Computers on board spacecraft can determine their positions using a combination of uplinked data from the ground and for those closer to Earth, GPS/GNSS. (See this answer and this question for resources).
The Science Daily article X-ray navigation could open up new frontiers for robotic spacecraft describes NICER's use of timing data collected from millisecond pulsars using its X-ray telescope to generate a solution for it's orbit around Earth, without help. Of course it may use a built-in ephemeris (for the Solar System as well as pulsar rates and epochs) and Earth orbit propagation model (something like SPG4) but I believe it was "blindfolded" and asked to generate it's orbit and real-time position within it using only X-rays.
NICER is currently a payload on the ISS, not technically a spacecraft itself yet, and so it really solves for the orbit and position of the ISS.
Question: I'm wondering if this is the first time that a civilian system in space accurately solved for its own orbit and position using only ephemerides and its own observations in space, without using data transmissions from Earth stations or GPS or other artificially generated navigation signals?
I've mentioned "civilian" a few times because I'd like to exclude discussions of ICBMs etc. as well as inertial navigation. I've added the deep space tag because the utility of X-ray navigation is especially important far from Earth, though it could certainly be used in emergency or unusual situations in cis-lunar space.
You can see several images of NICER (as well as a video) in this and this question.
Excerpts from the article, the full article is certainly worth reading for additional information:
In a technology first, a team of NASA engineers has demonstrated fully autonomous X-ray navigation in space -- a capability that could revolutionize NASA's ability in the future to pilot robotic spacecraft to the far reaches of the solar system and beyond.
The demonstration, which the team carried out with an experiment called Station Explorer for X-ray Timing and Navigation Technology, or SEXTANT, showed that millisecond pulsars could be used to accurately determine the location of an object moving at thousands of miles per hour in space -- similar to how the Global Positioning System, widely known as GPS, provides positioning, navigation, and timing services to users on Earth with its constellation of 24 operating satellites.
"This demonstration is a breakthrough for future deep space exploration," said SEXTANT Project Manager Jason Mitchell, an aerospace technologist at NASA's Goddard Space Flight Center in Greenbelt, Maryland. "As the first to demonstrate X-ray navigation fully autonomously and in real-time in space, we are now leading the way."
This technology provides a new option for deep space navigation that could work in concert with existing spacecraft-based radio and optical systems.
[...]
Veteran's Day Demonstration
In the SEXTANT demonstration that occurred over the Veteran's Day holiday in 2017, the SEXTANT team selected four millisecond pulsar targets -- J0218+4232, B1821-24, J0030+0451, and J0437-4715 -- and directed NICER to orient itself so it could detect X-rays within their sweeping beams of light.
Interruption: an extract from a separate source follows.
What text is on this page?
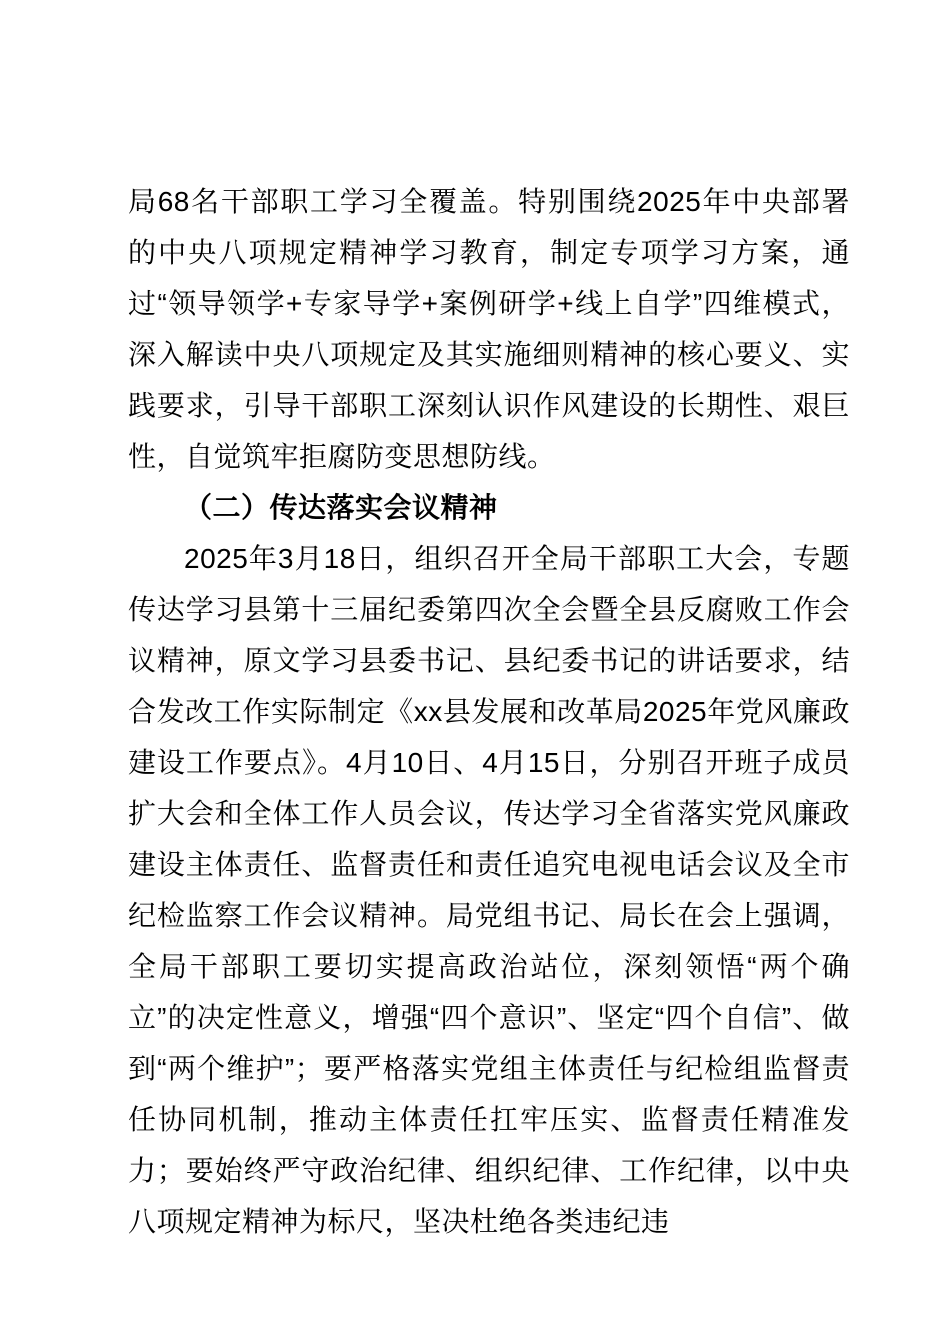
局68名干部职工学习全覆盖。特别围绕2025年中央部署的中央八项规定精神学习教育，制定专项学习方案，通过“领导领学+专家导学+案例研学+线上自学”四维模式，深入解读中央八项规定及其实施细则精神的核心要义、实践要求，引导干部职工深刻认识作风建设的长期性、艰巨性，自觉筑牢拒腐防变思想防线。

（二）传达落实会议精神

2025年3月18日，组织召开全局干部职工大会，专题传达学习县第十三届纪委第四次全会暨全县反腐败工作会议精神，原文学习县委书记、县纪委书记的讲话要求，结合发改工作实际制定《xx县发展和改革局2025年党风廉政建设工作要点》。4月10日、4月15日，分别召开班子成员扩大会和全体工作人员会议，传达学习全省落实党风廉政建设主体责任、监督责任和责任追究电视电话会议及全市纪检监察工作会议精神。局党组书记、局长在会上强调，全局干部职工要切实提高政治站位，深刻领悟“两个确立”的决定性意义，增强“四个意识”、坚定“四个自信”、做到“两个维护”；要严格落实党组主体责任与纪检组监督责任协同机制，推动主体责任扛牢压实、监督责任精准发力；要始终严守政治纪律、组织纪律、工作纪律，以中央八项规定精神为标尺，坚决杜绝各类违纪违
The millisecond pulsars used by SEXTANT are so stable that their pulse arrival times can be predicted to accuracies of microseconds for years into the future.
During the two-day experiment, the payload generated 78 measurements to get timing data, which the SEXTANT experiment fed into its specially developed onboard algorithms to autonomously stitch together a navigational solution that revealed the location of NICER in its orbit around Earth as a space station payload. The team compared that solution against location data gathered by NICER's onboard GPS receiver.
The goal was to demonstrate that the system could locate NICER within a 10-mile radius as the space station sped around Earth at slightly more than 17,500 mph. Within eight hours of starting the experiment on November 9, the system converged on a location within the targeted range of 10 miles and remained well below that threshold for the rest of the experiment, Mitchell said. In fact, "a good portion" of the data showed positions that were accurate to within three miles.